OK, sure. Let's see how long Frum can keep this take humming before collapsing under the weight of his own performance:
If Democrats want to defeat authoritarianism, they need to win the trust of people who are not necessarily politically engaged. To do that, they could do worse than to start expressing their own hot takes on sports. These shouldn’t repeat already-popular opinions as a way to seem relatable. The perfect take should be actually unpopular, counter to the consensus, and specific.
The Senate candidate James Talarico doesn’t need to run away from his meatless-taco order. Instead, he could prove that he’s a regular guy by calling into ESPN Austin to accuse the University of Texas quarterback Arch Manning of being a nepo baby who got millions of dollars just for his name. Or perhaps he could compare Jerry Jones, the Dallas Cowboys’ imperious owner, to Trump: an egotistical old man destroying a once-proud institution.
Ah, there we go. That didn't take long.
Silly as this all is, it's a good reminder of just how durable this type of neoliberal political delusion really is. Democratic politicians have been eating shit for decades by following the advice of consultants and columnists—that is, fatuous elites very much like Nathaniel Frum—who insist that a willingness to just say stuff is an effective stand-in for having genuinely held beliefs or interests, and that voters will always be too stupid to tell the difference. Simply make the right noises at them, and they will make those noises back and accept you as one of their own; once you're in office, you can do pretty much whatever to those voters, provided you're still willing and able to make those sounds in a convincing fashion. No matter how many times this maneuver fails to work, people like Frum just keep making the same recommendations.
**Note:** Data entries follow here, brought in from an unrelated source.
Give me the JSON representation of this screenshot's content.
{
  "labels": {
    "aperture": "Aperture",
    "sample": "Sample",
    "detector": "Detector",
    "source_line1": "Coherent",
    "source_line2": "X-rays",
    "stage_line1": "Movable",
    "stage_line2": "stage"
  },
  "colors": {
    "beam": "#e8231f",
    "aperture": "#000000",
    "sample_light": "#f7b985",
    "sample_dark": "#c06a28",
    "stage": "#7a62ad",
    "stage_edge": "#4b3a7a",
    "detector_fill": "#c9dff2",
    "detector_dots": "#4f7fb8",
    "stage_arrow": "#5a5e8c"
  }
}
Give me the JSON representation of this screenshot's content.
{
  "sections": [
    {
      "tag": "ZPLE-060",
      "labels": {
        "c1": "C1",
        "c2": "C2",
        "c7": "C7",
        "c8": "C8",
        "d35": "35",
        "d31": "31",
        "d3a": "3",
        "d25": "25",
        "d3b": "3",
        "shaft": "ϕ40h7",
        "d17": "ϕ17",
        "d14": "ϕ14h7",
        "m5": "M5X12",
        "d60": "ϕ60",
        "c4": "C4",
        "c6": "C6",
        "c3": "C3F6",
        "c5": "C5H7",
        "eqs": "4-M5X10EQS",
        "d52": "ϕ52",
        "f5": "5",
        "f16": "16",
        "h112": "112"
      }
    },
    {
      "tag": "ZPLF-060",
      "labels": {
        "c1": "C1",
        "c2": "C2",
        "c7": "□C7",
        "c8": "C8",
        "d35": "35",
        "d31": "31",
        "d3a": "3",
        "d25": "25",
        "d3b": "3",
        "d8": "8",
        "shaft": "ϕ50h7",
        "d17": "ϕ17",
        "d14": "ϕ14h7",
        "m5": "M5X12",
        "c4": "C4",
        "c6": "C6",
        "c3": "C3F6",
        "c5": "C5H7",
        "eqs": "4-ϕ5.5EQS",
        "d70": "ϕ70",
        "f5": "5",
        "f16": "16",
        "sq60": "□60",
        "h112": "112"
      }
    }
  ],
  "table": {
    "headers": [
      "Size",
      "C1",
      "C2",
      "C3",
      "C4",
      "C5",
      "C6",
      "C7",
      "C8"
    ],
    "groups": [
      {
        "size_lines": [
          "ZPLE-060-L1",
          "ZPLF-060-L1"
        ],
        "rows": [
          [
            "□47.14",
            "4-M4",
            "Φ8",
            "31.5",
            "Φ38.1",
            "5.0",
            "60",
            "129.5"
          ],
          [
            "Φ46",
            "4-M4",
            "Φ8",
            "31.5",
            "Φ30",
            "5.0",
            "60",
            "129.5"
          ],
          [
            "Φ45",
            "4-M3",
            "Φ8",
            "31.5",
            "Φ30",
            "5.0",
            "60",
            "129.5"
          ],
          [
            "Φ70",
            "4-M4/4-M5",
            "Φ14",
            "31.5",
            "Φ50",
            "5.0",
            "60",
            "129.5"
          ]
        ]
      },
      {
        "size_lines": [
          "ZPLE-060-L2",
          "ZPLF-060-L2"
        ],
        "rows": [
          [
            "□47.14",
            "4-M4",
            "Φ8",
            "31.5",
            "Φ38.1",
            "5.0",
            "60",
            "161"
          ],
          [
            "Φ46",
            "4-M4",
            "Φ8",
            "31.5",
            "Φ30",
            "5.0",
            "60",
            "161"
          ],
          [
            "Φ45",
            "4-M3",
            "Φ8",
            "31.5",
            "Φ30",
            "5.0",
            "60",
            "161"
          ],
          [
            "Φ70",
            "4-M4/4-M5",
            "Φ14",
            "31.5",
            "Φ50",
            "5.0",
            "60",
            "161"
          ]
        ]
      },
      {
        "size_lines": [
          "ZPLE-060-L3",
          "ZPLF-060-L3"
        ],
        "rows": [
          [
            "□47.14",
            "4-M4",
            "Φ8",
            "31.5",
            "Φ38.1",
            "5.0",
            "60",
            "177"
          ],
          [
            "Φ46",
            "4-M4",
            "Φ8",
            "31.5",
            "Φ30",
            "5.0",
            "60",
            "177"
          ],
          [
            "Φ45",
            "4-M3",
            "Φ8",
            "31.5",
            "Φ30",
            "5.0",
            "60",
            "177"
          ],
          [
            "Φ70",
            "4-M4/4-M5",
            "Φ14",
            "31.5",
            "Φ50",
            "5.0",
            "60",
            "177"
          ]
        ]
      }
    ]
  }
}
Even more maddening is the fact that the guys encouraging politicians to just get better at faking it are themselves horrible fakers, as evidenced by young Frum's total inability to describe what a "regular guy" might do or say. All of my normal, salt-of-the-earth, sports-loving buddies are constantly listening to "ESPN Austin." And when we get together at the sports bar—we refer to it as "the local watering hole"—we are often saying things like "Arch Manning is a nepo baby" and "Jerry Jones is Donald Trump" to all of the other regular guys, who love talking to us. They might not agree with us, they might be confused by why we're popping off with all these annoying non sequiturs, but dammit, they respect how smugly we do it. Only rarely do we get punched in the face.